Novaya – or ‘new’ in Russian – is a label aiming to create womenswear which prioritises functionality and comfort, but infuses it with an irreverent twist: take its Liniya Pobeda collection for example, which was inspired by the constraints of budget airline travel and features garments with removable pockets to smuggle in one’s belongings onto a plane in spite of their typical one-bag policies. “I think, following the Post-Soviet trend in the west, Russian labels found a new confidence to develop their own authentic perspective,” says founder and designer Olga Golubeva. “But at the same time, the situation in fashion is not one-dimensional here: in the last two years, we’ve all felt the crisis in the country, as fashion media outlets are shut down, payments are delayed, and stores become increasingly hard to work with.” Though facing difficulties such as these, she explains that, despite it all, creativity continues to flourish. “I sometimes think, during a crisis, people let go of everything optional and invest only in things they truly need. All emerging brands need to do is identify what that need is.”
Made up of eight key members, rap collective 555TPAKC555 found its feet when a group of friends moved on from hanging out, drinking, and listening to music, and started to record their own tracks. “First it sounded strange, hilarious, and amateurish, but we started taking it more seriously about a year ago when we rented a garage in an industrial zone especially to record together. It was a big achievement,” they explain. Moscow-Radonezh, the group’s latest album, was inspired by suburban train route which holds sentimental value amongst them, and demonstrates their propensity for reflecting what’s happening in Russia within their work. In this case, the mundane, slightly rough romanticism of a Russian train journey is a good metaphor for 555TPAKC555’s output. Ranging from chill to brutally honest, their tracks talk of the pleasure of alcohol, the effects of antidepressants, and various highs and substances, whilst simultaneously musing on the mundanity of institutional power – with a few obscure Star Wars references thrown in.
Creative collective Russkiy Attrakcion is committed to exploring the complexity, beauty, and weirdness of the contemporary Russian mentality. Their main preoccupation is authenticity: reclaiming the bits of Russia’s urban environment which could seem trivial or ugly. Their creativity takes all kinds of forms: from throwing parties at tacky pool halls and camp lush clubs, to curating exhibitions, making clothes and music, and supporting others like them (just take Ukrainian label Podmost for example).
Originally from Penza, rap crew Praztal Fractal cite the “evil and frightening vibe of the old dirty southern sound of the 90s” as one of their main influences. Mixed in their home studio in Moscow, their tracks resemble a late evening walk through a rough Russian neighbourhood: slow, viscous harmonies mix with sharp beats, as the crew tell surreal, mystical stories of getting high and paranoid, and the lurking dangers of the police and small-time criminals.

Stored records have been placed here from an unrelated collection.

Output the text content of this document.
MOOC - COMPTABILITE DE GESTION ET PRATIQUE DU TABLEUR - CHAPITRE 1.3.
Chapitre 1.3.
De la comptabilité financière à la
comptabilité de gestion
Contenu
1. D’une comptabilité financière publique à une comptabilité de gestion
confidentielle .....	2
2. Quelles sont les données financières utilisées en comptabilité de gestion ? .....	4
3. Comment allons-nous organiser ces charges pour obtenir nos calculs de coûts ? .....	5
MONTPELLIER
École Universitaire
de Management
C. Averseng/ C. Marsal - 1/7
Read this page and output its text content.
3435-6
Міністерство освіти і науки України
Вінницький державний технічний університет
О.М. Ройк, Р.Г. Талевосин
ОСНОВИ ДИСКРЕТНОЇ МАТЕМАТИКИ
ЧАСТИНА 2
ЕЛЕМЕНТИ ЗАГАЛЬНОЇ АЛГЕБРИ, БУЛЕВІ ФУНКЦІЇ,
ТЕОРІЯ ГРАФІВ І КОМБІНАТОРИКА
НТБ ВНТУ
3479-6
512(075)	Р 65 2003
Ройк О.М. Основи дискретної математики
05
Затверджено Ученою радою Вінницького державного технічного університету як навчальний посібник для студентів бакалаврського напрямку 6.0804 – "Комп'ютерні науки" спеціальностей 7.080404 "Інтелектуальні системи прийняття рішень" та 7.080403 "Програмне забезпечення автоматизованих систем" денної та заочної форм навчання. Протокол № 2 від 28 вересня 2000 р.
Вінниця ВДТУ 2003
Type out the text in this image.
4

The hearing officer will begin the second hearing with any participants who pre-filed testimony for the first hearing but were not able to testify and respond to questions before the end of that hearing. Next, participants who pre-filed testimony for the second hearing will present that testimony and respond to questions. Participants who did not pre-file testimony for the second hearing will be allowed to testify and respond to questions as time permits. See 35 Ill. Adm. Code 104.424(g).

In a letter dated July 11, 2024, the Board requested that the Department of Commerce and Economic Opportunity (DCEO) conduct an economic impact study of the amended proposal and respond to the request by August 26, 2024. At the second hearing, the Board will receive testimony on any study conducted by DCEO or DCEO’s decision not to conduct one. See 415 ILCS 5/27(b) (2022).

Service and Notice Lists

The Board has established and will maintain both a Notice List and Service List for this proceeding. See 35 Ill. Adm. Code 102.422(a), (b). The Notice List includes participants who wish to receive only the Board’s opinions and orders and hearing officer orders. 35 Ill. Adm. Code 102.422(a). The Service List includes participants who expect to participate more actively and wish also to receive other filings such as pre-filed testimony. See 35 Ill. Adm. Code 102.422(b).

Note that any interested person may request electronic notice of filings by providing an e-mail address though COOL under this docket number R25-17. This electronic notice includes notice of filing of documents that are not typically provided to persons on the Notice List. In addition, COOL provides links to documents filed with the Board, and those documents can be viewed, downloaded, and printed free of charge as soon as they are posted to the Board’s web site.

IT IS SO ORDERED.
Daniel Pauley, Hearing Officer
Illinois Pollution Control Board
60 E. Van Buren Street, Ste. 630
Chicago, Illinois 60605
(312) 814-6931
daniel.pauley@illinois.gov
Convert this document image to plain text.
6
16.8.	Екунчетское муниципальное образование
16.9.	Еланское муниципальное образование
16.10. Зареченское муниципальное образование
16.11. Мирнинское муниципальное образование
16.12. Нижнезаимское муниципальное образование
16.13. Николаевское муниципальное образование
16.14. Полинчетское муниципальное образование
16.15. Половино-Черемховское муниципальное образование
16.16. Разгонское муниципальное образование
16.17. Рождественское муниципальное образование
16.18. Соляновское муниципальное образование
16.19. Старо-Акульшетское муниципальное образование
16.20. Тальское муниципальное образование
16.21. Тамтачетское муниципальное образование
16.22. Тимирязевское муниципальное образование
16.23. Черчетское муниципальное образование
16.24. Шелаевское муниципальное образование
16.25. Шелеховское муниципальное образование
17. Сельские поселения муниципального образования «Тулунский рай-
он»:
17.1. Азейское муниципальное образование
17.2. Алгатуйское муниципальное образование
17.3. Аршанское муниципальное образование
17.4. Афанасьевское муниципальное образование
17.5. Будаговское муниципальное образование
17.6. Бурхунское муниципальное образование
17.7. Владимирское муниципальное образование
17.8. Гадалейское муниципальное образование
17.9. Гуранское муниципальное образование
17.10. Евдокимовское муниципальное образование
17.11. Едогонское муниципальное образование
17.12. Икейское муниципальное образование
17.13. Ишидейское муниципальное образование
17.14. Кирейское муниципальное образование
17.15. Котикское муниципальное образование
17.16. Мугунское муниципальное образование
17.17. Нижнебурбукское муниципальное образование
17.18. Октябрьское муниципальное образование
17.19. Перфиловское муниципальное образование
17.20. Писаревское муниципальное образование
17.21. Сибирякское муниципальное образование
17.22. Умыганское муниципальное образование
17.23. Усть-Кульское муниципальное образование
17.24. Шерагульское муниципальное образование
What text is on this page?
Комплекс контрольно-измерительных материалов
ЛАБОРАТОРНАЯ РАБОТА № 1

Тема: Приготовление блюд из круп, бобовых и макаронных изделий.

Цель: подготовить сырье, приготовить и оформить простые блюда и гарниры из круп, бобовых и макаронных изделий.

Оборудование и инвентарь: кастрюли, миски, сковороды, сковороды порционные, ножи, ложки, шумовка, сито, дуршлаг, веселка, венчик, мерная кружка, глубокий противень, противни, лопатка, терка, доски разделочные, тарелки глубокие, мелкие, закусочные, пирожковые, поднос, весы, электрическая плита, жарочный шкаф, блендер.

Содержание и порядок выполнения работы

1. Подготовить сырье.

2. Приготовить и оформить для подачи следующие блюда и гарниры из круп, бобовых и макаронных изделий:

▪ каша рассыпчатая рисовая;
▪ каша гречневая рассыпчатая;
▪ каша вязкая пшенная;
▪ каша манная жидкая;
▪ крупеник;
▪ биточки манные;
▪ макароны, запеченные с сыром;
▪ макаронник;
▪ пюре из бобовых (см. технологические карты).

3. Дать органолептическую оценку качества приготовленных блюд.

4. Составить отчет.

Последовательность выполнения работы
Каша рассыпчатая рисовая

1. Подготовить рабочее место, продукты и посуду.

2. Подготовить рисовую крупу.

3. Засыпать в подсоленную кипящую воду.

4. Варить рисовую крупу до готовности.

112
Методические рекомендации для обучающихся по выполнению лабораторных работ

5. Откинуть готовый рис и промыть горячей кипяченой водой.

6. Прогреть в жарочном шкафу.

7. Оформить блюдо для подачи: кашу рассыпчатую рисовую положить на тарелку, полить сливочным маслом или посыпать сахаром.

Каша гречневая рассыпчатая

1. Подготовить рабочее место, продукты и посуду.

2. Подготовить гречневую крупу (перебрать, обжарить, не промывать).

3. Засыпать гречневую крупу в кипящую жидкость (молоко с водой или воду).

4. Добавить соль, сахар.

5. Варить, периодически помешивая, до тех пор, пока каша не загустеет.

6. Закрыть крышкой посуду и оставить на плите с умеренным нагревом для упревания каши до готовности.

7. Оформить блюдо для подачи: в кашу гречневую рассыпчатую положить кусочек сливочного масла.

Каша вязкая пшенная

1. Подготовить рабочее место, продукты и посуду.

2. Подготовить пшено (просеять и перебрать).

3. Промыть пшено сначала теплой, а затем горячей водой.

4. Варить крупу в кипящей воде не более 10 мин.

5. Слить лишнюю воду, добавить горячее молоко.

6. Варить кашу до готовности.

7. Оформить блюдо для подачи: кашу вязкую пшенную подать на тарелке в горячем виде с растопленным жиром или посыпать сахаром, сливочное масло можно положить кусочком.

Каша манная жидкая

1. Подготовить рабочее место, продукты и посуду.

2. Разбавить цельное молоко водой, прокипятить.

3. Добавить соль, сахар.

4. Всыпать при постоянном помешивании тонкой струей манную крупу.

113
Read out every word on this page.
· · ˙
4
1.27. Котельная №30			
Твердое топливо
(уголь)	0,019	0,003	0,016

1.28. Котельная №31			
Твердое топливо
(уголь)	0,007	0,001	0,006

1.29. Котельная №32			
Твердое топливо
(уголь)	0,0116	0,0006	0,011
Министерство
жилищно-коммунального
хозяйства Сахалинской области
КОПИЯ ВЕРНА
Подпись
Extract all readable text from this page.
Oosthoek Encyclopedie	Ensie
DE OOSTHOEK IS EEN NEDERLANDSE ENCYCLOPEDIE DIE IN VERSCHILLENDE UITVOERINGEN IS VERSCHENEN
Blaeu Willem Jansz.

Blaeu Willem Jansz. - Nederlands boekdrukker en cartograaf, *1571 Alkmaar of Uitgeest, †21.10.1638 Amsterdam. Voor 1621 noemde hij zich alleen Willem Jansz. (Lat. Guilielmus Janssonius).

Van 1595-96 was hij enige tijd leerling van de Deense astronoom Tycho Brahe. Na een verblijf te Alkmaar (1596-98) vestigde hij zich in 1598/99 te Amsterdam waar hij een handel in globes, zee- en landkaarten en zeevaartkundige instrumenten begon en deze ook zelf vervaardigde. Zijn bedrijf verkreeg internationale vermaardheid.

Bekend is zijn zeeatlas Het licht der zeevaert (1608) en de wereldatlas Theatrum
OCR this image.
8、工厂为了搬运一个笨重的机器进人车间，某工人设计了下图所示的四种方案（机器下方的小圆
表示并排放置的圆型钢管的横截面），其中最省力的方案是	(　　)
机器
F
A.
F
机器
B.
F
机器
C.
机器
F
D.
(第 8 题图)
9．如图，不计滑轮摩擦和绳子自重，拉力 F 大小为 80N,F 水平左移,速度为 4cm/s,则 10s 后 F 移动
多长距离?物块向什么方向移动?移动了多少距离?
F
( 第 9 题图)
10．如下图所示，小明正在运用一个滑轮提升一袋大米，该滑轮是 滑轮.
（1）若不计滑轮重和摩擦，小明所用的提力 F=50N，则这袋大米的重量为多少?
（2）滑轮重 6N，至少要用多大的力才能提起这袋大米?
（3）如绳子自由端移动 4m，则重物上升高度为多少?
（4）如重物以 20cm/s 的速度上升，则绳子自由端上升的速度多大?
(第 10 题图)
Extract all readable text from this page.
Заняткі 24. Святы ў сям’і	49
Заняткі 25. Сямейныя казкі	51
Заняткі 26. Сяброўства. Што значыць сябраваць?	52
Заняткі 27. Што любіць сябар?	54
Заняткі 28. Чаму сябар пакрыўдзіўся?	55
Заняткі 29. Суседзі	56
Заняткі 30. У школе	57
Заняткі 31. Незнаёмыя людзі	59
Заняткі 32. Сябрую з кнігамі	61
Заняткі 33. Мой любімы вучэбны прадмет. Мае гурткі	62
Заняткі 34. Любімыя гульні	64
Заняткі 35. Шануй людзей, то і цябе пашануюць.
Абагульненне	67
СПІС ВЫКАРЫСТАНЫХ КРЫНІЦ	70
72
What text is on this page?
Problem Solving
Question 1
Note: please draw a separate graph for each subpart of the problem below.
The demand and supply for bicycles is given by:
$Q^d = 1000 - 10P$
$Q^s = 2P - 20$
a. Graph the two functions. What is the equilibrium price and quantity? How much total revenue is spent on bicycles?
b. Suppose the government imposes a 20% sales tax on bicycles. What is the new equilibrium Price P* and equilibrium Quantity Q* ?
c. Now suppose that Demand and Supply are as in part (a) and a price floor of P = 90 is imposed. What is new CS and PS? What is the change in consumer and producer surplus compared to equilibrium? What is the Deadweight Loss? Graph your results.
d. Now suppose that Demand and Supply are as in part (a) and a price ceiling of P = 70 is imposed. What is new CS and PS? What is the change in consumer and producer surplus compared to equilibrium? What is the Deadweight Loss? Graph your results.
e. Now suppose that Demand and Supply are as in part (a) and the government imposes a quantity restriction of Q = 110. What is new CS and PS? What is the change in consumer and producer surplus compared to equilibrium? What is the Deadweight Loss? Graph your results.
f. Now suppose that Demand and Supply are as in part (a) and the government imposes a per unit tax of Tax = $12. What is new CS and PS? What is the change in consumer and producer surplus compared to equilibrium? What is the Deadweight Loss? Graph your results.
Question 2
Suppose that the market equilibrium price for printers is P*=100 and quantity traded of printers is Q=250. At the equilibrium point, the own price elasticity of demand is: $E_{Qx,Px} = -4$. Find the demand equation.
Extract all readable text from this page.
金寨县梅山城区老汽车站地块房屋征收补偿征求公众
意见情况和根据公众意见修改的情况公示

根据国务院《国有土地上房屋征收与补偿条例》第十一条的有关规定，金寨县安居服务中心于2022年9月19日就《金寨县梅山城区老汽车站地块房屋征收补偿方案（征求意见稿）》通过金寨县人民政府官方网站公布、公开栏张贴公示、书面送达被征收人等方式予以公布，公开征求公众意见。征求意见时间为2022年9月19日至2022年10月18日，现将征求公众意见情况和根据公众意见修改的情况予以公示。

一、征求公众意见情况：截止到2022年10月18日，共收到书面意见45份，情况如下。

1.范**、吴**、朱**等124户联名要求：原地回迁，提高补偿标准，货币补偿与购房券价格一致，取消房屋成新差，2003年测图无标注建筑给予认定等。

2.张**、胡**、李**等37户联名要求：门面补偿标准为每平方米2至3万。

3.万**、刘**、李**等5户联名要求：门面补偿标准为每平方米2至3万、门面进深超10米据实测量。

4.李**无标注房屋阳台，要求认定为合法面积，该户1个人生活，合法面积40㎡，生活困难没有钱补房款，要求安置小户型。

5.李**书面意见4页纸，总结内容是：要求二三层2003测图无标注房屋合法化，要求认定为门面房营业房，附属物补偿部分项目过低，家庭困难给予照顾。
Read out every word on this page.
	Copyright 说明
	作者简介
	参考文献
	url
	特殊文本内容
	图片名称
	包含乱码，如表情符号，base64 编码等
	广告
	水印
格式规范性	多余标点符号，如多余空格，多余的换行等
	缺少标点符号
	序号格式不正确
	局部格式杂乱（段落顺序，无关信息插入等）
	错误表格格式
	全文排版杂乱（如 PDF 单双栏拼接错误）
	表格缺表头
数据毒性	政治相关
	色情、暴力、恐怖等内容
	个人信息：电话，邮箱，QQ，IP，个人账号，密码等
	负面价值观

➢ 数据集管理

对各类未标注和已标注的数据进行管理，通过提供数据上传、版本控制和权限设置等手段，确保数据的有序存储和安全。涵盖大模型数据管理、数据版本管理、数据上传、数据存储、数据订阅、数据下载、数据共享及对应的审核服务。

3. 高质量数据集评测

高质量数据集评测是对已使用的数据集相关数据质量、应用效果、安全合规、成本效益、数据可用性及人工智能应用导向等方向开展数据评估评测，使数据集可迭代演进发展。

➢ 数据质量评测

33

Praztal Fractal were also endorsed by Tommy Wright III, one of the legends of the Memphis rap scene, during his recent visit to Moscow.
A.D.E.D. (which stands for All Day Every Day) is probably the most renowned graffiti collective in Moscow, with stickers featuring the names of the crew – SPACER, NAMER, JUICE, COZEK, and CAPTEK – not only seen all over the city, but in Berlin, Tokyo, London, and NYC too. On their home turf, A.D.E.D. are preoccupied with graffiti as a constant dialogue with the city, despite the authorities determinedly trying to keep its centre clean and graf-free. It’s likely you might have heard of them already: last year, A.D.E.D. landed a high-profile fashion collaboration working with Virgil Abloh on his “Temple” installation at KM20.